Kenaf made its way into USDA competitive research and commercialization assistance programs in 1993 to 1995, the latter part of the decade of commercialization. The National Research Initiative, Small Business Innovation Research, and Alternative Agricultural Research and Commercialization programs added to the continuing research program conducted by the Agricultural Research Service.
Total support for kenaf research by the Agricultural Research Service in 1995 was $1.6 million for programs at four locations and headquarters. The Southern Regional Research Center in New Orleans, Louisiana, conducts research into non-woven technologies to minimize damage to fibers during mat formation. The Lane, Oklahoma, field station concentrates on agronomy in the northern reaches of the Cotton Belt.

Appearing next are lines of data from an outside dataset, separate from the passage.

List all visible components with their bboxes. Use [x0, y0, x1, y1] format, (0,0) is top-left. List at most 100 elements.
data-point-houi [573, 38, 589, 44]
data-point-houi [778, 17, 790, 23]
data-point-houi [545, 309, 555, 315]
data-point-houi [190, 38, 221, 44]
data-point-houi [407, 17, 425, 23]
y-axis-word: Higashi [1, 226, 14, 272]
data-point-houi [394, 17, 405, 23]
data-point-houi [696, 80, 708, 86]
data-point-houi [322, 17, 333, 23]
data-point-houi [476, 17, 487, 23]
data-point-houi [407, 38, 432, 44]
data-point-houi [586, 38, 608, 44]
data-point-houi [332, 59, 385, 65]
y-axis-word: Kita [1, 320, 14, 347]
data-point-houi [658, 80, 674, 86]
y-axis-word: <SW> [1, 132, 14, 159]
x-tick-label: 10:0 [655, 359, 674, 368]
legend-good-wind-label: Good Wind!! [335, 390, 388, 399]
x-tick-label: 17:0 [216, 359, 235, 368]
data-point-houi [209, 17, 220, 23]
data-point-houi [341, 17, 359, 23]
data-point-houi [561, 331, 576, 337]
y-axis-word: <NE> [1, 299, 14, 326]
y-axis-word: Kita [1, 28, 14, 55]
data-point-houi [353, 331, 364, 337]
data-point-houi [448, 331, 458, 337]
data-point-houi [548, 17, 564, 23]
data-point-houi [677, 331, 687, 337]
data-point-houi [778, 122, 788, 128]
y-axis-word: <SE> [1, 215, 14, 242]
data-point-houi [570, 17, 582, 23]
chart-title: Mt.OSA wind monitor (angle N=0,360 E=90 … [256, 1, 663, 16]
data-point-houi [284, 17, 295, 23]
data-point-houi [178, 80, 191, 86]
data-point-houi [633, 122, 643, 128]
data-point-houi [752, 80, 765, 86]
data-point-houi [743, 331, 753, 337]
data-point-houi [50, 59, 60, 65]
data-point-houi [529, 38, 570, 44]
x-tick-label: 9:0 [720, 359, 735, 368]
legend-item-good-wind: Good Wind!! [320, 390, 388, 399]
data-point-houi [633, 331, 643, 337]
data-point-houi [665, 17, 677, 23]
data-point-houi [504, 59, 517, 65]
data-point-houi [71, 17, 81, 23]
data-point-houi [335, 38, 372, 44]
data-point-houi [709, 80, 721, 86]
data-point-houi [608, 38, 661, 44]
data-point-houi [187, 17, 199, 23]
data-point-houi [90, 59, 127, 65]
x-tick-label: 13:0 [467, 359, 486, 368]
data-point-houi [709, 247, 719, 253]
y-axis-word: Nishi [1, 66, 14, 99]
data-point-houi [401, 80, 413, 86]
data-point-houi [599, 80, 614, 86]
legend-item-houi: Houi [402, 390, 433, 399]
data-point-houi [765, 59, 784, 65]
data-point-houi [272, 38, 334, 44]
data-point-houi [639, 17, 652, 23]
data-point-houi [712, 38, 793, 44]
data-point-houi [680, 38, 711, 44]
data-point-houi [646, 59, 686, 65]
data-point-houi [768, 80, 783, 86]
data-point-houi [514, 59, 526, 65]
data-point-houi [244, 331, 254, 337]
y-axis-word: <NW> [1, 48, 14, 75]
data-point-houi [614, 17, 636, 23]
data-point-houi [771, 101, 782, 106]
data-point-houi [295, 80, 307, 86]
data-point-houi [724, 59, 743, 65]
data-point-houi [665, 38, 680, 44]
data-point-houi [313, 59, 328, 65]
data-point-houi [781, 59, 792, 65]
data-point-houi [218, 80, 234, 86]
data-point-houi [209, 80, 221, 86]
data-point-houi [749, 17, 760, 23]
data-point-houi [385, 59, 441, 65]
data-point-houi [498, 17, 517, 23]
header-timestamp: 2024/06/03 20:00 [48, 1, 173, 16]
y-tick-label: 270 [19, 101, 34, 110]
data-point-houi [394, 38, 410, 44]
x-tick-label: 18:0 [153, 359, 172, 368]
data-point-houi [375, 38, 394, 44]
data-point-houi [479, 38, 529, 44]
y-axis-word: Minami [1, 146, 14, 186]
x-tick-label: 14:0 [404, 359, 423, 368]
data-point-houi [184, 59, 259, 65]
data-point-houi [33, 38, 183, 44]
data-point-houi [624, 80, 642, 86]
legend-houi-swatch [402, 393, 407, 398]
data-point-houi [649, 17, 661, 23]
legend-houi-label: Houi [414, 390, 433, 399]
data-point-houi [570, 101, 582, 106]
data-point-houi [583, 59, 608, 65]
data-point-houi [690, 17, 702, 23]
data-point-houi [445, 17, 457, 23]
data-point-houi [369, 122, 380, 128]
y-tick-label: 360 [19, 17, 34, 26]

The Weslaco, Texas, field station leads the breeding/genetics program and the uniform variety trials, as well as agronomy studies. Support is passed through the Agricultural Research Service to Mississippi State University for a program which currently concentrates on kenaf fiber processing and product applications. The headquarters office in Beltsville, Maryland, allocates some funding to a variety of projects, mainly in kenaf fiber quality assurance and product development.
In 1994 and 1995, under the topic area Industrial Applications, SBIR sponsored two Phase I, proof-of-concept, studies for kenaf fiber products: a structural composite and an erosion control mulch mat. Over $100,000 of the $626,000 total for the Industrial Applications topic was provided to two small firms in Colorado and Wisconsin. Note that Phase II SBIR grants allow the small business to take the proof-of-concept to the point of commercial start-up.
Phase III calls for the small business to commercialize the product with other sources of funding and support.
In 1993-1994, AARC funded four projects. Kenaf International received $100,000 for newsprint and for pulp for spaceboard. Gridcore Systems International's grant of $50,000 was for kenaf bast mixed with waste paper to manufacture spaceboard. Dry-formed mats impregnated with fertilizer and seed for instant lawns won $800,000 for Agro-Fibers. KP Products was awarded $100,000 to expand the market for printing and writing grade paper made form kenaf bast fiber.